Spartakusaufstand, MG-Stellung Ullstein
Bürgerkriegsähnliche Zustände rief der "Spartakusaufstand" hervor. Er entzündete sich an der Absetzung des Berliner Polizeipräsidenten Emil Eichhorn (1863 – 1925). Eichhorn gehörte der zum Jahreswechsel gegründeten KPD an, die aus Liebknechts "Spartakusbund" entstanden war. Eichhorns Weigerung von seinem Posten zurückzutreten, löste den Aufstand aus und sorgte vom 8. bis zum 10. Januar 1919 in Berlin für Auffuhr.
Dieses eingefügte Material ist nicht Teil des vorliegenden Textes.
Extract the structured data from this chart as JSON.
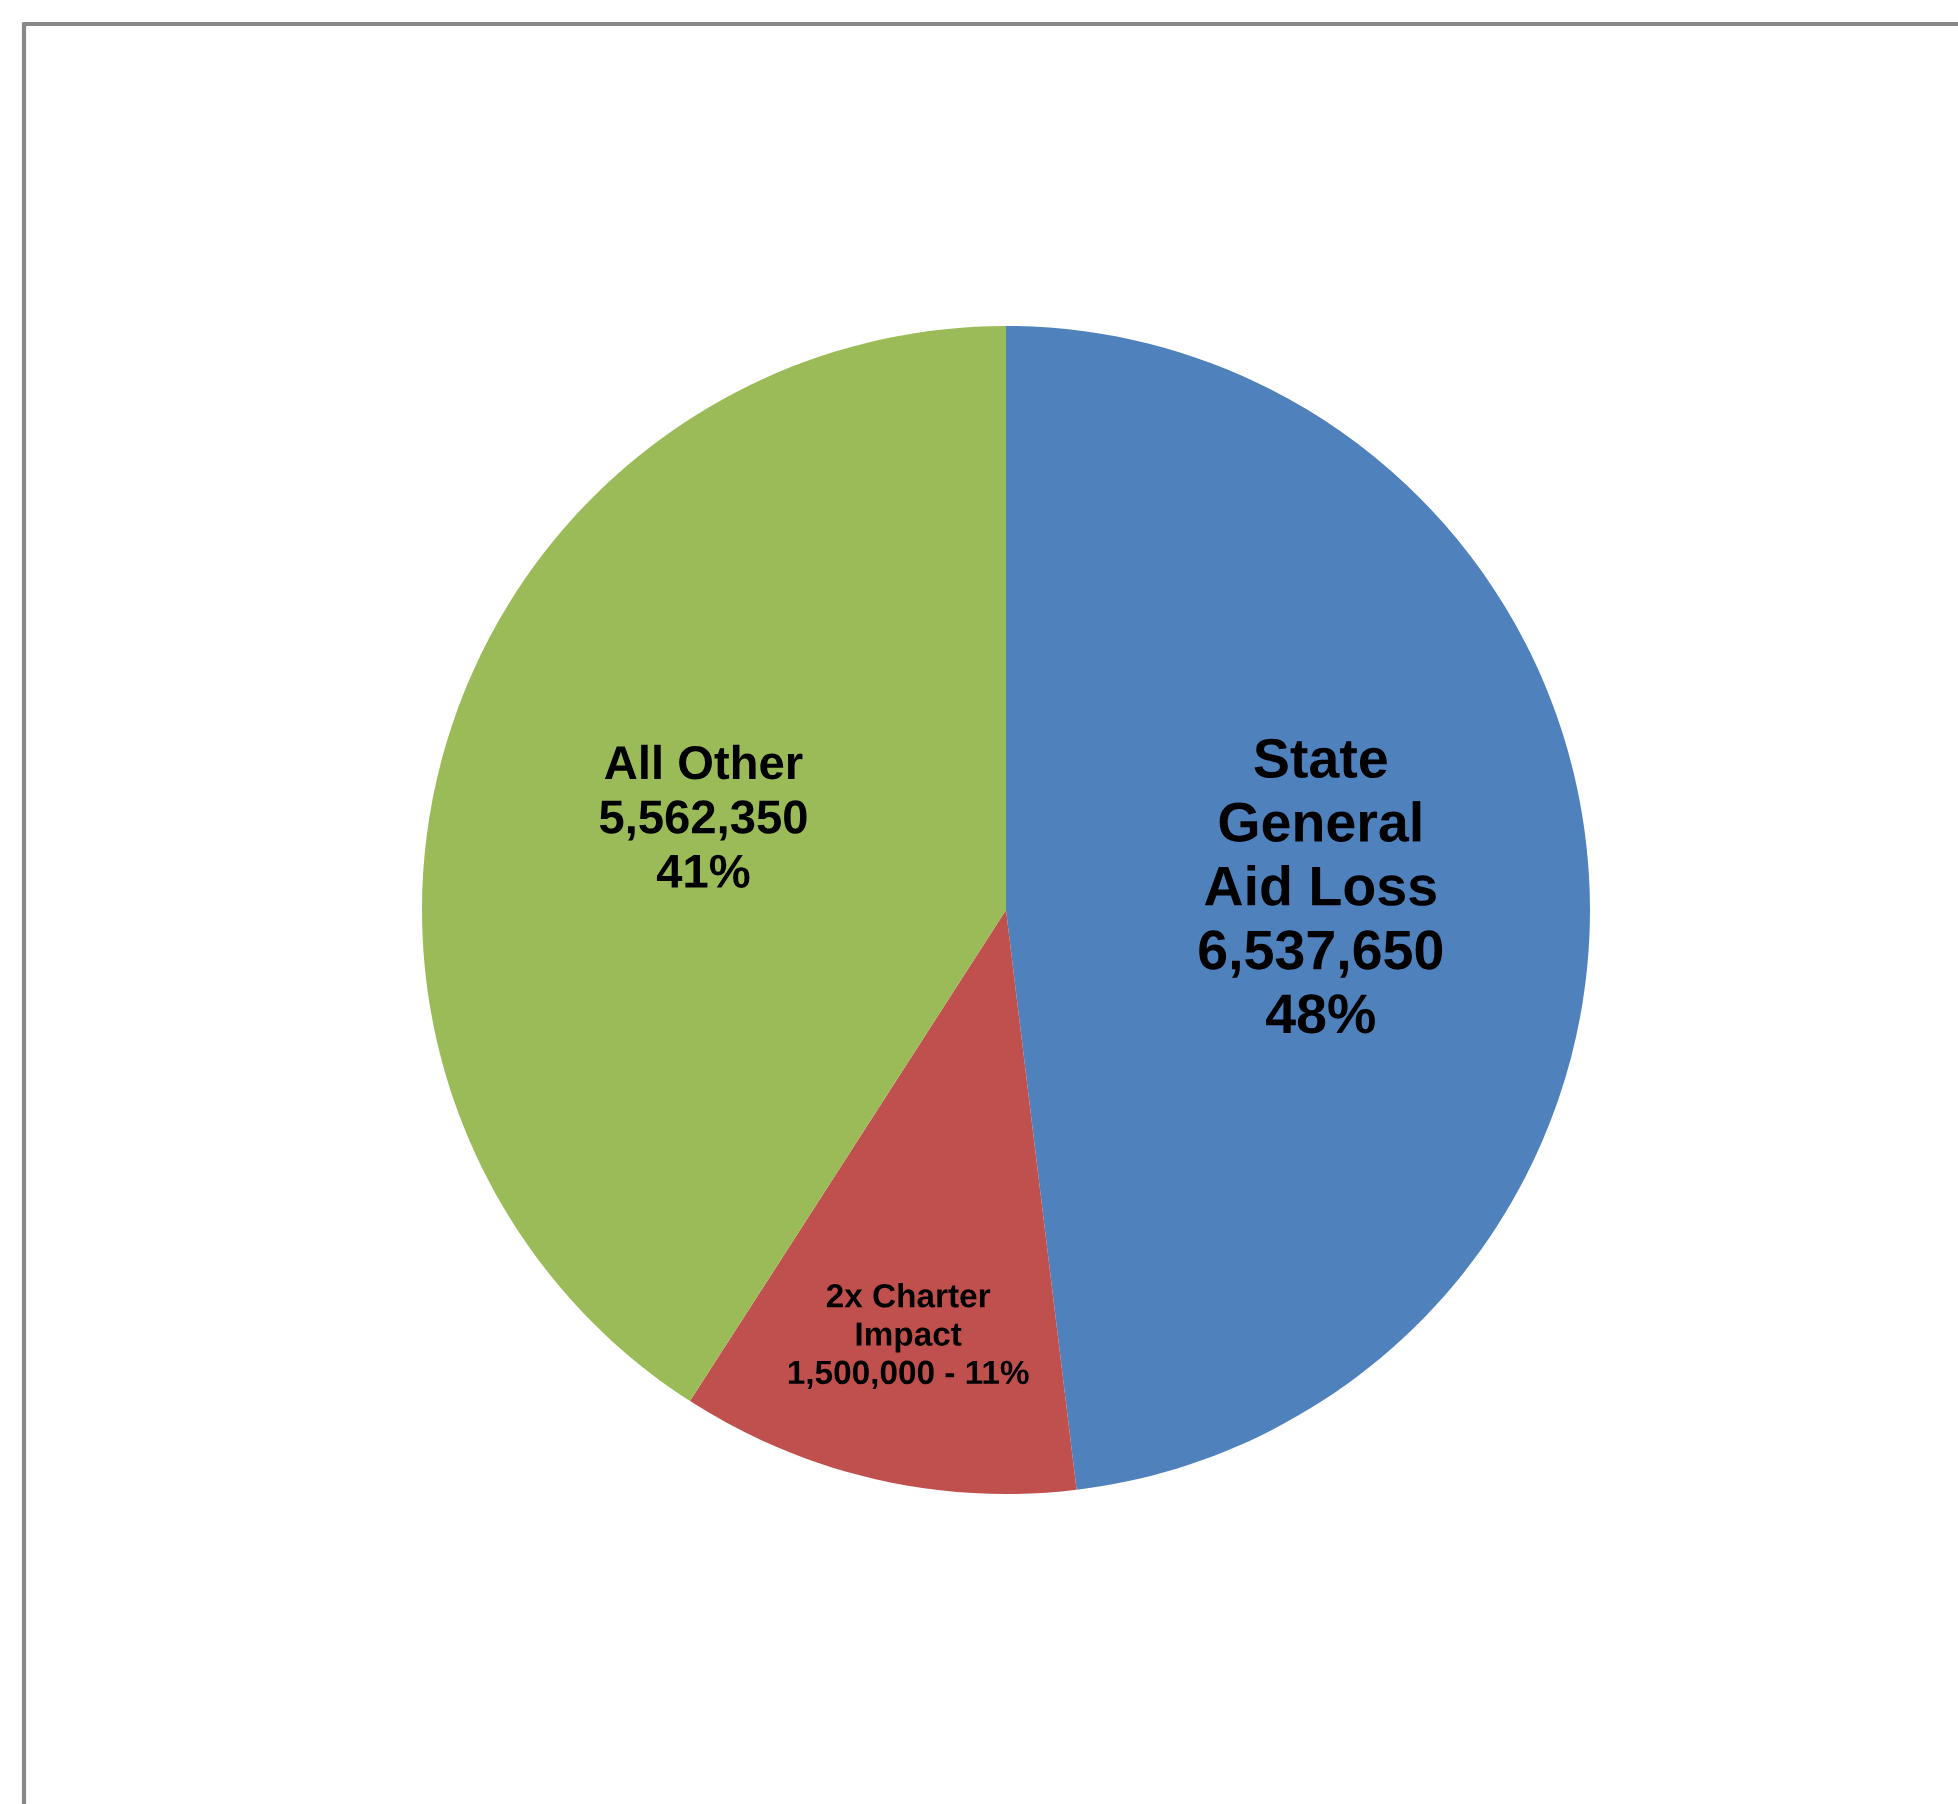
{
  "chart_data": {
    "type": "pie",
    "categories": [
      "State\nGeneral\nAid Loss",
      "2x Charter\nImpact",
      "All Other"
    ],
    "values": [
      6537650,
      1500000,
      5562350
    ],
    "value_labels": [
      "6,537,650\n48%",
      "1,500,000 - 11%",
      "5,562,350\n41%"
    ],
    "colors": [
      "#4f81bd",
      "#c0504d",
      "#9bbb59"
    ],
    "legend": false
  }
}
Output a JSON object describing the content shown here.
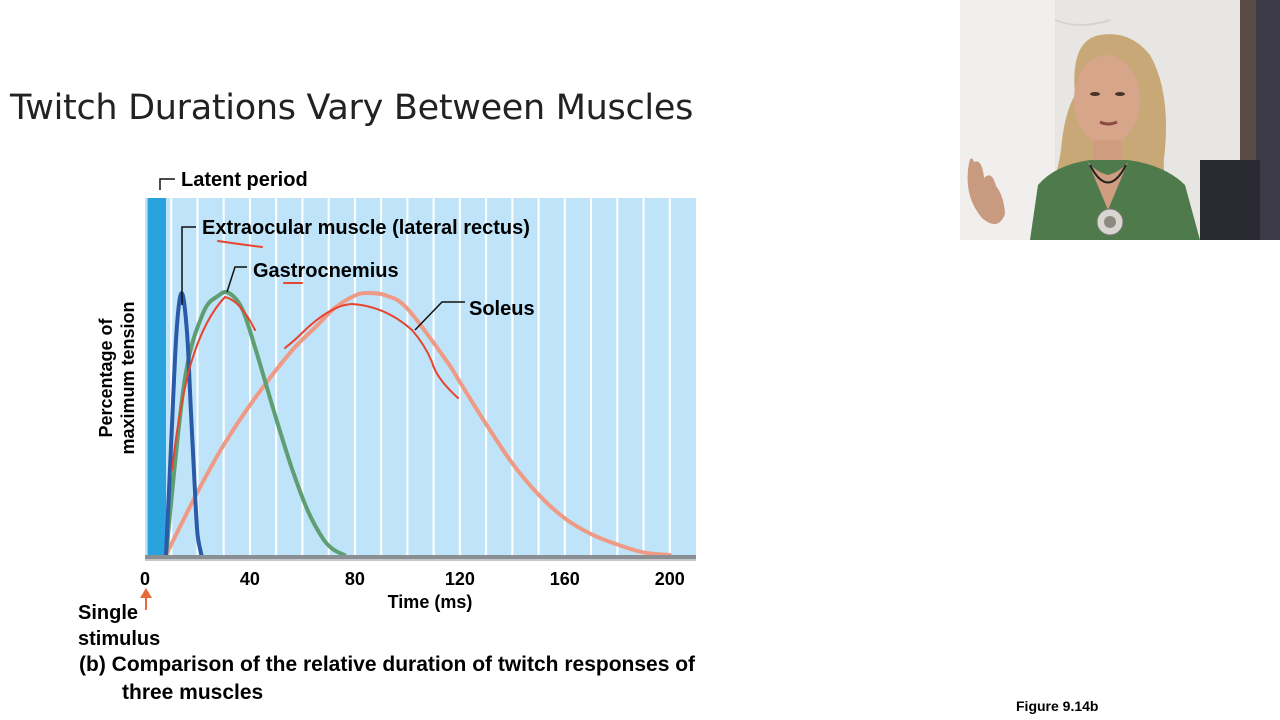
{
  "slide": {
    "title": "Twitch Durations Vary Between Muscles",
    "figure_ref": "Figure 9.14b"
  },
  "colors": {
    "plot_bg": "#bfe3f8",
    "latent_band": "#2aa2de",
    "extraocular": "#2a5aa8",
    "gastrocnemius": "#5e9e72",
    "soleus": "#ef9a84",
    "annotation_pen": "#e8442e",
    "stimulus_arrow": "#e86a3a"
  },
  "chart_data": {
    "type": "line",
    "title": "(b) Comparison of the relative duration of twitch responses of",
    "title_line2": "three muscles",
    "xlabel": "Time (ms)",
    "ylabel_line1": "Percentage of",
    "ylabel_line2": "maximum tension",
    "xlim": [
      0,
      210
    ],
    "ylim": [
      0,
      100
    ],
    "xticks": [
      0,
      40,
      80,
      120,
      160,
      200
    ],
    "grid_x": [
      10,
      20,
      30,
      40,
      50,
      60,
      70,
      80,
      90,
      100,
      110,
      120,
      130,
      140,
      150,
      160,
      170,
      180,
      190,
      200
    ],
    "latent_period": {
      "label": "Latent period",
      "start": 1,
      "end": 8
    },
    "stimulus": {
      "label_line1": "Single",
      "label_line2": "stimulus",
      "time": 0
    },
    "series": [
      {
        "name": "Extraocular muscle (lateral rectus)",
        "color_key": "extraocular",
        "x": [
          8,
          10,
          12,
          14,
          16,
          17.5,
          19,
          20,
          21.5
        ],
        "y": [
          0,
          43,
          85,
          100,
          85,
          55,
          25,
          8,
          0
        ]
      },
      {
        "name": "Gastrocnemius",
        "color_key": "gastrocnemius",
        "x": [
          8,
          15,
          22,
          28,
          32,
          37,
          42,
          50,
          56,
          62,
          68,
          72,
          76
        ],
        "y": [
          0,
          66,
          92,
          99,
          100,
          94,
          79,
          52,
          33,
          17,
          6,
          2,
          0
        ]
      },
      {
        "name": "Soleus",
        "color_key": "soleus",
        "x": [
          8,
          20,
          30,
          42,
          56,
          65,
          72,
          80,
          85,
          92,
          100,
          115,
          120,
          130,
          140,
          150,
          160,
          170,
          180,
          190,
          200
        ],
        "y": [
          0,
          24,
          42,
          60,
          78,
          87,
          94,
          99,
          100,
          99,
          94,
          74,
          66,
          50,
          35,
          23,
          14,
          8,
          4,
          1,
          0
        ]
      }
    ]
  }
}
Karl Liebknechts Beisetzung
Die Reichswehr wurde verstärkt mit rechtsextremen Freikorps, die Hetzjagden auf Anhänger der Kommunistischen Partei machten. Nach der Niederschlagung des "Spartakusaufstands“ führten die Freikorps "Säuberungen" in der Stadt durch. Im Zuge dieser illegalen Aktionen wurden am 15. Januar die beiden Ikonen der KPD Rosa Luxemburg (geb. 1871) und Karl Liebknecht ermordet und in den Landwehrkanal geworfen.
Weimarer Republik
Die deutsche Sozialistin Rosa Luxemburg
Einerseits verlegte die Regierung ihren Amtssitz in benachbarte Weimar wegen der Unruhen. Andererseits sollte die Wahl dieser Stadt auch ein Signal für die neue demokratische Republik sein. In Weimar hatten Friedrich Schiller (1759 – 1805), Johann Wolfgang von Goethe (1749 – 1832) oder Johann Gottfried von Herder (1744 – 1803) gewirkt und gelebt. Mit dem alten kaiserlichen Staat sollte die neue Republik nichts mehr gemein haben.
Am 19. Januar 1919 trat die Weimarer Nationalversammlung zusammen. Ihre Aufgabe war es eine demokratische Verfassung zu erarbeiten. Nach einem halben Jahr intensiver Debatten wurde die neue Verfassung am 31. Juli angenommen und wenig später in Kraft gesetzt. Nun war Deutschland eine parlamentarische Demokratie. Aber die Verfassung hatte viele Schwachstellen. Vor allem die starke Stellung des Reichspräsidenten, der mit Hilfe so genannter "Notverordnungen" ohne und sogar gegen das Parlament regieren konnte, sollte sich als schwere Belastung erweisen.